It’s Easier to Get Struck By Lightning Than Discharge A Student Loan Obligation in Bankruptcy.

Posted by on Sep 19, 2012 in Discharge in Bankruptcy | 0 comments

Check out 11 USC Section 523(a)(8) of the Bankruptcy Code.  In essence, it says that student loans cannot be discharged, except in situations of “undue hardship” on the debtor or debtor’s dependents.  That’s easy to say but hard to prove.  Why does 523(a)(8) even exist to except student loans from being discharged in bankruptcy?  Well,  Congress didn’t want crafty young college grads filing bankruptcy just to get rid of student loans, and that’s why 523(a)(8) is written into the Bankruptcy Code today.

Believe it or not there are 2 tests that are used to determine whether an undue hardship circumstance has been established.  The first is called the “Brunner Test” and the second is the “Totality of Circumstances Test.”  Since this is a Southern California blog, we will only discuss the application of the Brunner Test today.

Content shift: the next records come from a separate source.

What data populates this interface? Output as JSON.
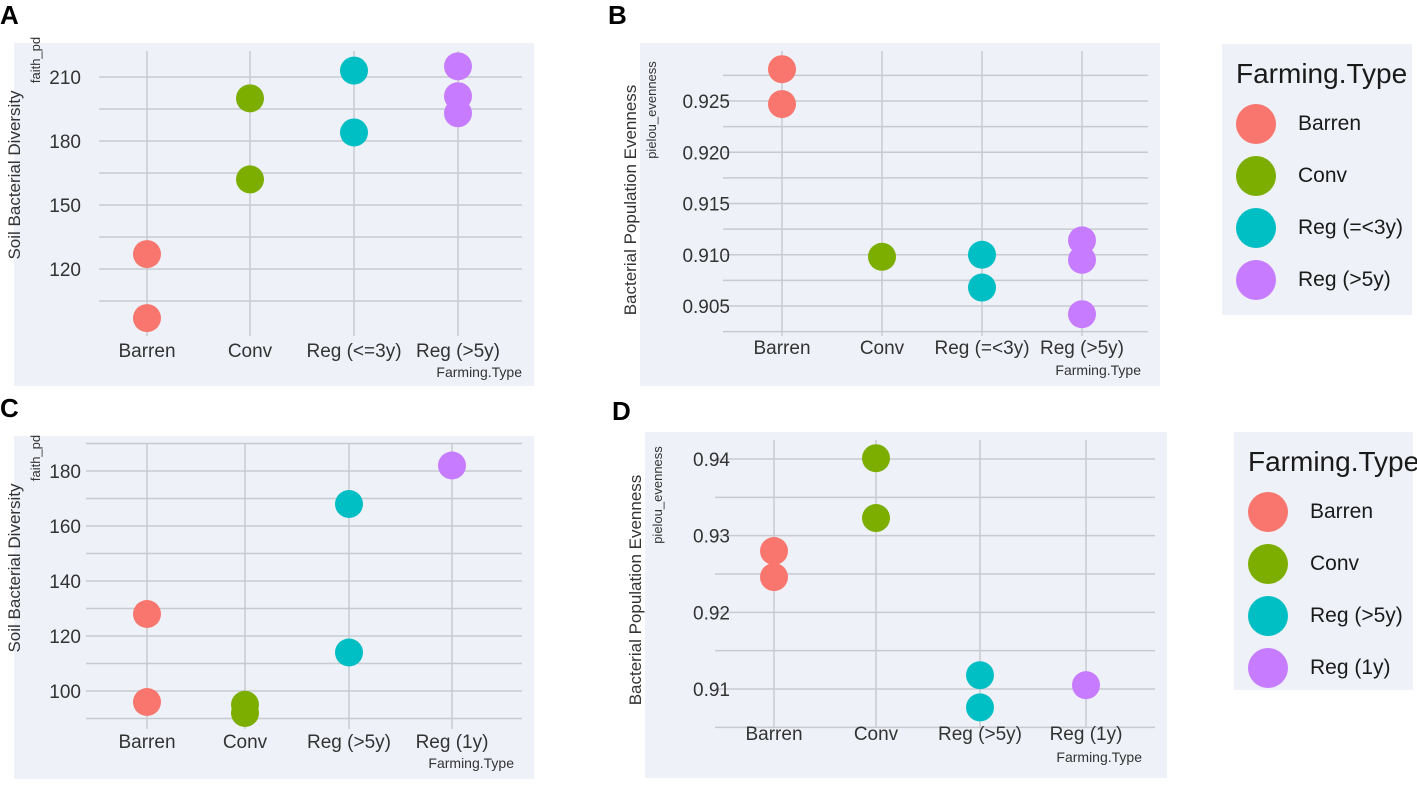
{
  "colors": {
    "Barren": "#f8766d",
    "Conv": "#7cae00",
    "Teal": "#00bfc4",
    "Purple": "#c77cff",
    "panel_bg": "#eef1f7",
    "grid": "#c7cad1"
  },
  "legends": [
    {
      "title": "Farming.Type",
      "items": [
        {
          "label": "Barren",
          "color": "#f8766d"
        },
        {
          "label": "Conv",
          "color": "#7cae00"
        },
        {
          "label": "Reg (=<3y)",
          "color": "#00bfc4"
        },
        {
          "label": "Reg (>5y)",
          "color": "#c77cff"
        }
      ]
    },
    {
      "title": "Farming.Type",
      "items": [
        {
          "label": "Barren",
          "color": "#f8766d"
        },
        {
          "label": "Conv",
          "color": "#7cae00"
        },
        {
          "label": "Reg (>5y)",
          "color": "#00bfc4"
        },
        {
          "label": "Reg (1y)",
          "color": "#c77cff"
        }
      ]
    }
  ],
  "chart_data": [
    {
      "panel_label": "A",
      "type": "scatter",
      "ylabel": "Soil Bacterial Diversity",
      "ylabel_small": "faith_pd",
      "xlabel": "Farming.Type",
      "categories": [
        "Barren",
        "Conv",
        "Reg (<=3y)",
        "Reg (>5y)"
      ],
      "colors": [
        "#f8766d",
        "#7cae00",
        "#00bfc4",
        "#c77cff"
      ],
      "ylim": [
        93,
        220
      ],
      "yticks": [
        120,
        150,
        180,
        210
      ],
      "ytick_labels": [
        "120",
        "150",
        "180",
        "210"
      ],
      "points": [
        {
          "cat": 0,
          "y": 127
        },
        {
          "cat": 0,
          "y": 97
        },
        {
          "cat": 1,
          "y": 200
        },
        {
          "cat": 1,
          "y": 162
        },
        {
          "cat": 2,
          "y": 213
        },
        {
          "cat": 2,
          "y": 184
        },
        {
          "cat": 3,
          "y": 215
        },
        {
          "cat": 3,
          "y": 201
        },
        {
          "cat": 3,
          "y": 193
        }
      ]
    },
    {
      "panel_label": "B",
      "type": "scatter",
      "ylabel": "Bacterial Population Evenness",
      "ylabel_small": "pielou_evenness",
      "xlabel": "Farming.Type",
      "categories": [
        "Barren",
        "Conv",
        "Reg (=<3y)",
        "Reg (>5y)"
      ],
      "colors": [
        "#f8766d",
        "#7cae00",
        "#00bfc4",
        "#c77cff"
      ],
      "ylim": [
        0.9037,
        0.9293
      ],
      "yticks": [
        0.905,
        0.91,
        0.915,
        0.92,
        0.925
      ],
      "ytick_labels": [
        "0.905",
        "0.910",
        "0.915",
        "0.920",
        "0.925"
      ],
      "points": [
        {
          "cat": 0,
          "y": 0.9281
        },
        {
          "cat": 0,
          "y": 0.9247
        },
        {
          "cat": 1,
          "y": 0.9098
        },
        {
          "cat": 2,
          "y": 0.91
        },
        {
          "cat": 2,
          "y": 0.9068
        },
        {
          "cat": 3,
          "y": 0.9114
        },
        {
          "cat": 3,
          "y": 0.9095
        },
        {
          "cat": 3,
          "y": 0.9042
        }
      ]
    },
    {
      "panel_label": "C",
      "type": "scatter",
      "ylabel": "Soil Bacterial Diversity",
      "ylabel_small": "faith_pd",
      "xlabel": "Farming.Type",
      "categories": [
        "Barren",
        "Conv",
        "Reg (>5y)",
        "Reg (1y)"
      ],
      "colors": [
        "#f8766d",
        "#7cae00",
        "#00bfc4",
        "#c77cff"
      ],
      "ylim": [
        88,
        187
      ],
      "yticks": [
        100,
        120,
        140,
        160,
        180
      ],
      "ytick_labels": [
        "100",
        "120",
        "140",
        "160",
        "180"
      ],
      "points": [
        {
          "cat": 0,
          "y": 128
        },
        {
          "cat": 0,
          "y": 96
        },
        {
          "cat": 1,
          "y": 95
        },
        {
          "cat": 1,
          "y": 92
        },
        {
          "cat": 2,
          "y": 168
        },
        {
          "cat": 2,
          "y": 114
        },
        {
          "cat": 3,
          "y": 182
        }
      ]
    },
    {
      "panel_label": "D",
      "type": "scatter",
      "ylabel": "Bacterial Population Evenness",
      "ylabel_small": "pielou_evenness",
      "xlabel": "Farming.Type",
      "categories": [
        "Barren",
        "Conv",
        "Reg (>5y)",
        "Reg (1y)"
      ],
      "colors": [
        "#f8766d",
        "#7cae00",
        "#00bfc4",
        "#c77cff"
      ],
      "ylim": [
        0.9057,
        0.9423
      ],
      "yticks": [
        0.91,
        0.92,
        0.93,
        0.94
      ],
      "ytick_labels": [
        "0.91",
        "0.92",
        "0.93",
        "0.94"
      ],
      "points": [
        {
          "cat": 0,
          "y": 0.928
        },
        {
          "cat": 0,
          "y": 0.9246
        },
        {
          "cat": 1,
          "y": 0.9401
        },
        {
          "cat": 1,
          "y": 0.9323
        },
        {
          "cat": 2,
          "y": 0.9118
        },
        {
          "cat": 2,
          "y": 0.9076
        },
        {
          "cat": 3,
          "y": 0.9105
        }
      ]
    }
  ]
}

The Brunner test says that the debtor must have tried to repay the student loans in good faith.  Furthermore, the debtor also has to be so impoverished that the debtor cannot even maintain a minimal standard of living, and this situation should be unlikely to change.  Additionally, in California, we look at In re Nys 446 F.3d 938 (9th Cir 2006) for further application of the Brunner test.  For example, a debtor’s age, mental state, physical health, quality of education, and current and future assets will all be factored into the analysis.  This list is not exhaustive and each particular lists of circumstances may dictate a different outcome for that particular case.

In short, the inability to make student loan payments must be real.  Courts will now allow debtors to discharge student loans simply where it is inconvenient for the debtor to do so.   For example, imagine the scenario where the single debtor without any dependents has the ability to make either car payments on the BMW or make student loan payments, but not both.  The Debtor will probably have to surrender that vehicle in bankruptcy in order to satisfy the student loan payments.   A debtor seeking to discharge student loans on the basis that it would be unfair for him or her to lose his/her singular vehicle would find that to be an unappealing argument in front of virtually any court.  There are options such as public transit or getting a much more affordable vehicle, in lieu of hefty car payments.  Even if the car payments were considered reasonable, it would still be unlikely to justify the discharge of student loans, without more.

Based on the laws and cases currently in place, student loans are only to be discharged in the most extreme cases in the context of bankruptcy.  That means the overwhelming majority of debtors filing bankruptcy do not qualify for a discharge of student loans pursuant to 523(a)(8) of the US Bankruptcy Code, at least for now.